Williamson remains in denial about the fact we’re currently at the worst point of the pandemic thus far in this county, and the impending, overarching, irrefutable, need to shut the damn schools. No one likes school closures, not least teachers, but what’s far worse is someone incapable of levelling and telling the truth, and who just sits in his bunker until the obligatory stressful, hope shattering U-turn.
Williamson has further radicalised a generation who had no love for the Tories, and have grown up resenting what they’ve done to our universities, our schools, the jobs market, and the housing market.

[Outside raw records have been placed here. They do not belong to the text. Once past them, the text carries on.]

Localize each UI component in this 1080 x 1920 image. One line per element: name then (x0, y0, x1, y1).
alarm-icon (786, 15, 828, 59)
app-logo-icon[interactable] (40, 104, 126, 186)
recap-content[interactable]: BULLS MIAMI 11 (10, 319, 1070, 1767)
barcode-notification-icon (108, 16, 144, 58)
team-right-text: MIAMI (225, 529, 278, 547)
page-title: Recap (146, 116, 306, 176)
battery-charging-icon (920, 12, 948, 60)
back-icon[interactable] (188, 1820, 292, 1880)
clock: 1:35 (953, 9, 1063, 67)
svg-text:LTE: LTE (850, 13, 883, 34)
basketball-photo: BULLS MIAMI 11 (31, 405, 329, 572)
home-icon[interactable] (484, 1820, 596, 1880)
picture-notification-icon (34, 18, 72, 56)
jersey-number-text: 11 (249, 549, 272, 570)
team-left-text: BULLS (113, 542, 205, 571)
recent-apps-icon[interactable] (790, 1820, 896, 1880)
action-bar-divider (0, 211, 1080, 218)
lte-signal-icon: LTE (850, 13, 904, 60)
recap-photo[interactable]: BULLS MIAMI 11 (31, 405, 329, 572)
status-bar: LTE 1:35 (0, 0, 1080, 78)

A generation that knows, during this year, the Conservative government didn’t give a shit about them, and a generation the Tories will have a job on their hands to even win back a chunk in later life.
The Tory hegemony in England has a sell-by date, and it’s called demographics. However you look at it, young people here know they’ve been let down, and there isn’t anything ahead in their lives to bring them into the arms of conservatism, therefore, Williamson and his party will pay for this, one way or another, with a series of heavy electoral routings down the line. This generation’s rejection of the Tories spans class, race, and postcode. Everywhere, in numbers without parallel in British political history, they vote Labour.
Starmer’s Labour must tap into, and speak to, this undercurrent of fustration and anger. With bold offers on education and climate change, on housing, and on racial justice, a tidal wave of anger can motivate and propel Gen Z and Millennials into the ballot box to vote Labour in 2024; but only if there’s good reason for them to. Labour purely targets older, post-industrial town dwelling, radicalised socially conservative homeowners at their peril, and the peril of their future coalition.